It’s a story worthy of King Solomon.
My apartment complex consists of two buildings, the “A” building and the “B” building. Each one has eight floors, twenty apartments on each floor. Each building is identical.
A few months ago, the Board of Directors applied for a state refund that was being offered to apartment complexes that were part of a state energy saving program. Today we received our refund.
But there is a catch.
The refund is based on the combined income of the tenants in each building, and each structure is considered a separate entity. So, while our apartment building was under the deemed amount necessary to receive the rebate, the other building apparently made a combined income that brought them slightly over the maximum level.
“Finally,” said my mother. “It paid for us to live with the poorer people.”
Everyone in the “A” building received a check for $100. The “B” building received nothing. You can imagine their reaction.

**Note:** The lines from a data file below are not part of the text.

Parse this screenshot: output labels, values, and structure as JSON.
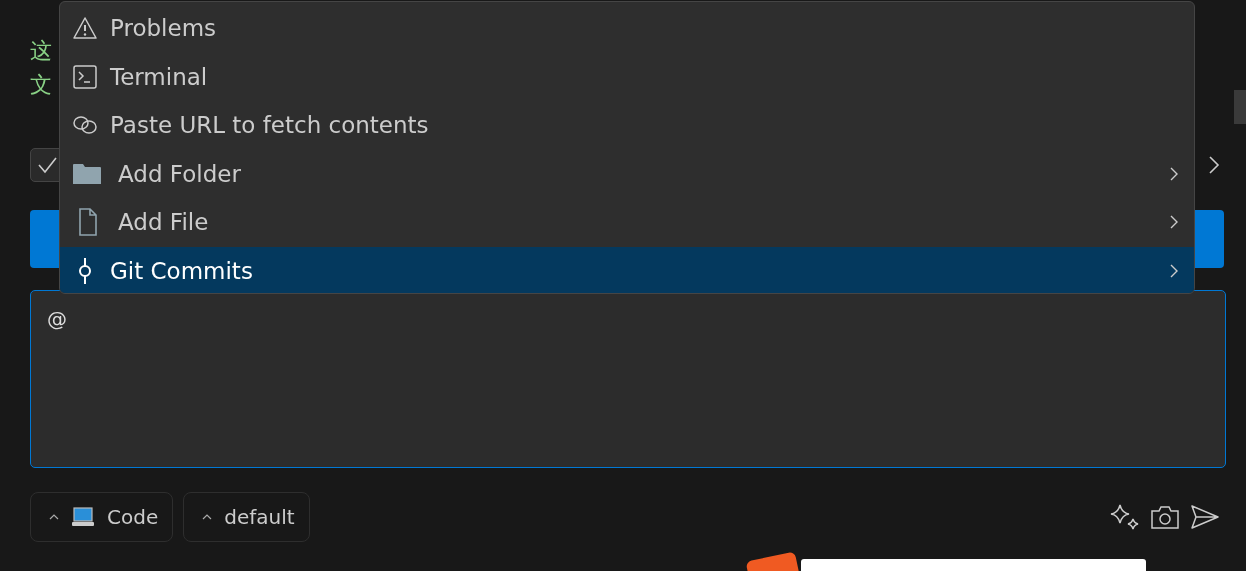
{
  "message": {
    "line_1_start": "这",
    "line_2_start": "文"
  },
  "checkbox": {
    "checked": true
  },
  "input": {
    "value": "@"
  },
  "mode_buttons": [
    {
      "label": "Code",
      "kind": "laptop"
    },
    {
      "label": "default",
      "kind": "plain"
    }
  ],
  "menu": {
    "items": [
      {
        "label": "Problems",
        "kind": "warning",
        "submenu": false,
        "selected": false
      },
      {
        "label": "Terminal",
        "kind": "terminal",
        "submenu": false,
        "selected": false
      },
      {
        "label": "Paste URL to fetch contents",
        "kind": "link",
        "submenu": false,
        "selected": false
      },
      {
        "label": "Add Folder",
        "kind": "folder",
        "submenu": true,
        "selected": false
      },
      {
        "label": "Add File",
        "kind": "file",
        "submenu": true,
        "selected": false
      },
      {
        "label": "Git Commits",
        "kind": "commit",
        "submenu": true,
        "selected": true
      }
    ]
  }
}
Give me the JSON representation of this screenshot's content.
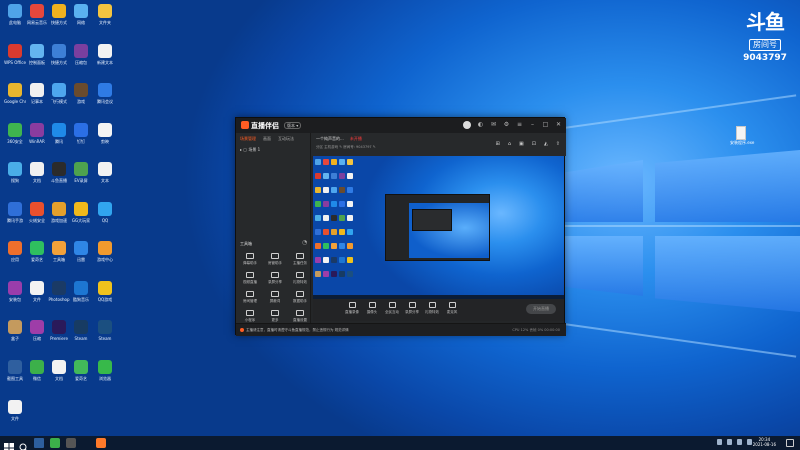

The issue is now the drama of the day in Flushing, Queens, talked endlessly about in the elevator, the mailboxes in the lobby, and the fruit section of the supermarket, pitting apartment dweller against apartment dweller, “A” building against “B” building, rich against poor. Should the two buildings that comprise the co-op share the refund as one, splitting it in half, or should the “A” building just say “Tough Luck, Suckers!” to their more well-off brother?
“You would think those in the “B” building would be happy just to be known as the Donald Trumps of the co-op,” a woman said to me as I entered the “A” building laundry room. The crisp check she just received in the mail was in her hand.